Roughly half of all energy goes so your choice of system can have a large effect on your monthly utility bills. While central air conditioning remains the most frequent way of cooling homes, as many as one third of U.S. houses depended on heating pumps as of 2014. In climate zones, swapping a central air system for a heat pump might help you heat and cool your house reducing your impact on your environment and saving you money.
A central air conditioner is composed of an outside condenser unit and an indoor evaporator coil. The coil fits in or close to the furnace in homes with central heating and also uses the furnace blower to assist distribute cool air. A heat pump also utilizes coil and an outside condenser, which resembles a standard air conditioner condenser. The unit on a heat pump includes a additional and coil, fan heating system intended to operate without borrowing components out of a furnace on its own. This indoor unit generally resembles a gas furnace that is standard.
How They Work
Air conditioners use power to cool the air; they are designed for cooling. They need to be utilised along with separate heating systems, such as furnaces, to control the indoor temperature year-round. Heat pumps, meanwhile, extract heat from the air rather than generating cold or hot air, which makes them considerably more efficient than air conditioners. Heat pumps can serve to a degree , for both heating and cooling, often eliminating the need for a separate heating system.
Central air conditioners and furnaces every rely on networks of fabric, plastic or metal ductwork to distribute air throughout a house. You may use the current duct network to distribute air if your air system changes to a heat pump.
Sizing Your System
Size represents one of the primary considerations in choosing a heating pump. This could leave you with a system that’s too small or too big for your house while you may be tempted to simply buy a heat pump that’s the same size as the existing central air conditioner. As many as 40 percent of contractors admit to deliberately oversizing cooling systems, as stated by the U.S. Department of Energy. An oversize system may boost electricity and maintenance expenses, and may result in problems with relaxation and humidity control. Instead of replacing your system with one employ a builder to size your heating pump utilizing guidance made.

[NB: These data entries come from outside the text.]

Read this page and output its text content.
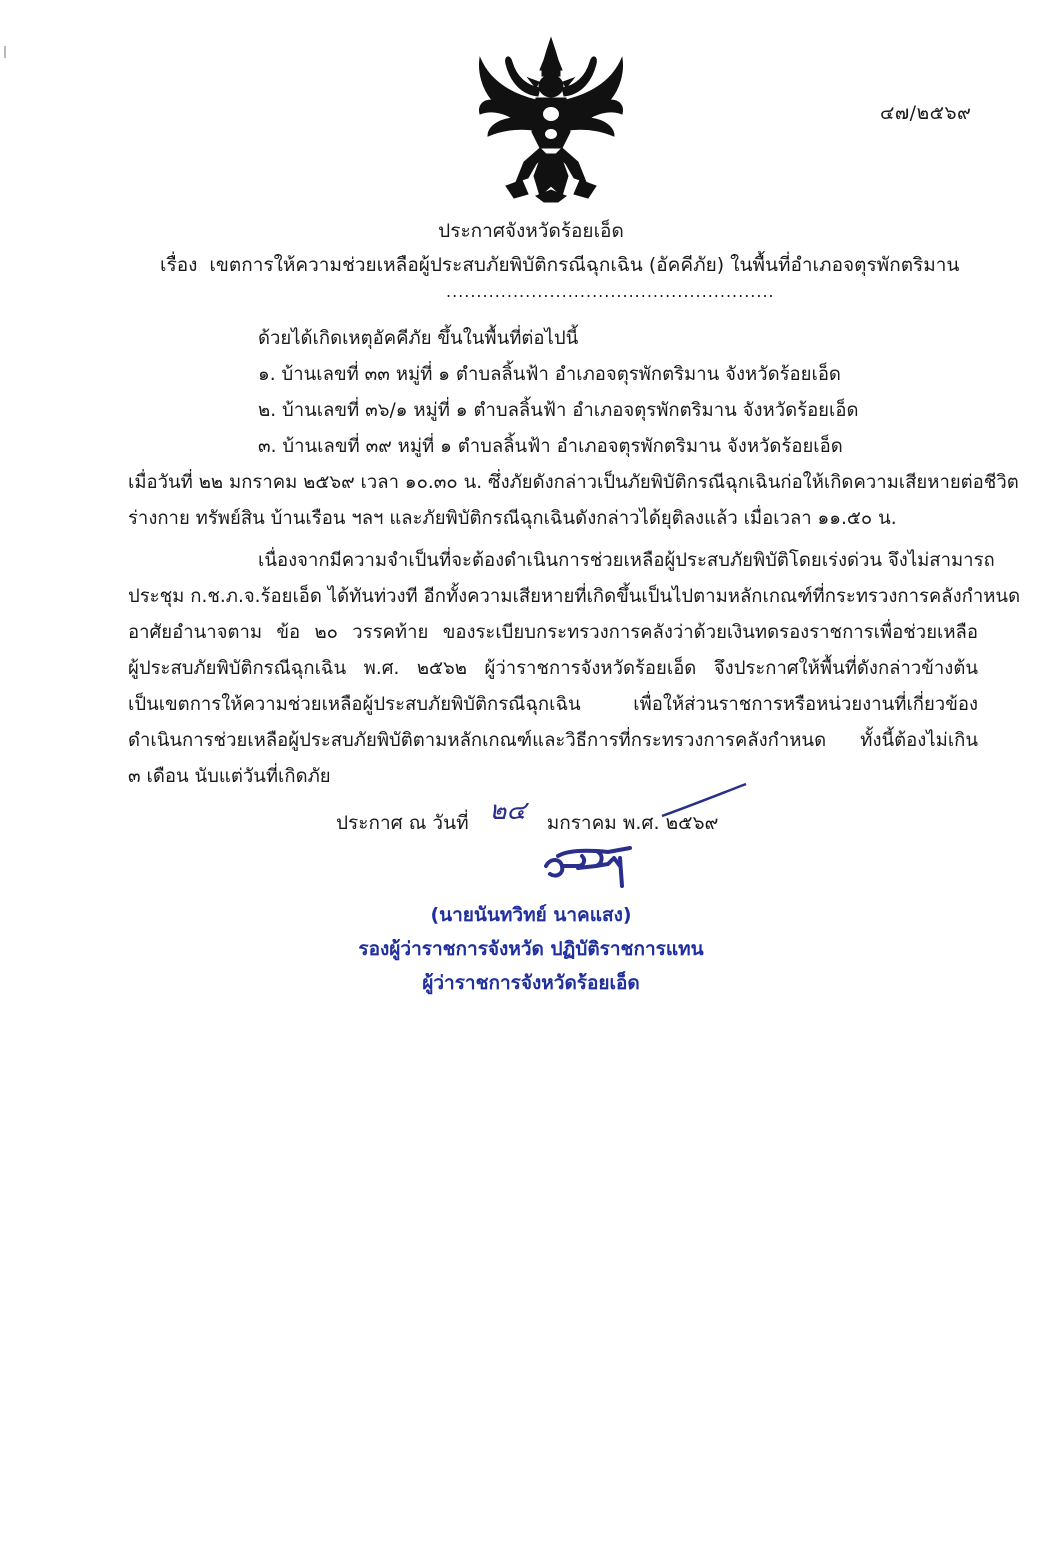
๔๗/๒๕๖๙
ประกาศจังหวัดร้อยเอ็ด
เรื่อง เขตการให้ความช่วยเหลือผู้ประสบภัยพิบัติกรณีฉุกเฉิน (อัคคีภัย) ในพื้นที่อำเภอจตุรพักตริมาน
......................................................
ด้วยได้เกิดเหตุอัคคีภัย ขึ้นในพื้นที่ต่อไปนี้
๑. บ้านเลขที่ ๓๓ หมู่ที่ ๑ ตำบลลิ้นฟ้า อำเภอจตุรพักตริมาน จังหวัดร้อยเอ็ด
๒. บ้านเลขที่ ๓๖/๑ หมู่ที่ ๑ ตำบลลิ้นฟ้า อำเภอจตุรพักตริมาน จังหวัดร้อยเอ็ด
๓. บ้านเลขที่ ๓๙ หมู่ที่ ๑ ตำบลลิ้นฟ้า อำเภอจตุรพักตริมาน จังหวัดร้อยเอ็ด
เมื่อวันที่ ๒๒ มกราคม ๒๕๖๙ เวลา ๑๐.๓๐ น. ซึ่งภัยดังกล่าวเป็นภัยพิบัติกรณีฉุกเฉินก่อให้เกิดความเสียหายต่อชีวิต
ร่างกาย ทรัพย์สิน บ้านเรือน ฯลฯ และภัยพิบัติกรณีฉุกเฉินดังกล่าวได้ยุติลงแล้ว เมื่อเวลา ๑๑.๕๐ น.
เนื่องจากมีความจำเป็นที่จะต้องดำเนินการช่วยเหลือผู้ประสบภัยพิบัติโดยเร่งด่วน จึงไม่สามารถ
ประชุม ก.ช.ภ.จ.ร้อยเอ็ด ได้ทันท่วงที อีกทั้งความเสียหายที่เกิดขึ้นเป็นไปตามหลักเกณฑ์ที่กระทรวงการคลังกำหนด
อาศัยอำนาจตาม ข้อ ๒๐ วรรคท้าย ของระเบียบกระทรวงการคลังว่าด้วยเงินทดรองราชการเพื่อช่วยเหลือ
ผู้ประสบภัยพิบัติกรณีฉุกเฉิน พ.ศ. ๒๕๖๒ ผู้ว่าราชการจังหวัดร้อยเอ็ด จึงประกาศให้พื้นที่ดังกล่าวข้างต้น
เป็นเขตการให้ความช่วยเหลือผู้ประสบภัยพิบัติกรณีฉุกเฉิน เพื่อให้ส่วนราชการหรือหน่วยงานที่เกี่ยวข้อง
ดำเนินการช่วยเหลือผู้ประสบภัยพิบัติตามหลักเกณฑ์และวิธีการที่กระทรวงการคลังกำหนด ทั้งนี้ต้องไม่เกิน
๓ เดือน นับแต่วันที่เกิดภัย
ประกาศ ณ วันที่ ๒๔ มกราคม พ.ศ. ๒๕๖๙
(นายนันทวิทย์ นาคแสง)
รองผู้ว่าราชการจังหวัด ปฏิบัติราชการแทน
ผู้ว่าราชการจังหวัดร้อยเอ็ด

In climate zones, heating pumps represent a more efficient means of cooling the house. Heat pump systems can heat and cool a house for as little as one-fourth the price of operating a conventional heating and cooling system, as stated by the U.S. Department of Energy.
They operate when they need to rely upon a electric heater to maintain homes comfortable while heat pumps are efficient in climate zones. If you live in a region where temperatures regularly fall below freezing, then consider a heating pump as opposed to a unit. If temperatures plummet these systems operate to help heat homes economically and more efficiently.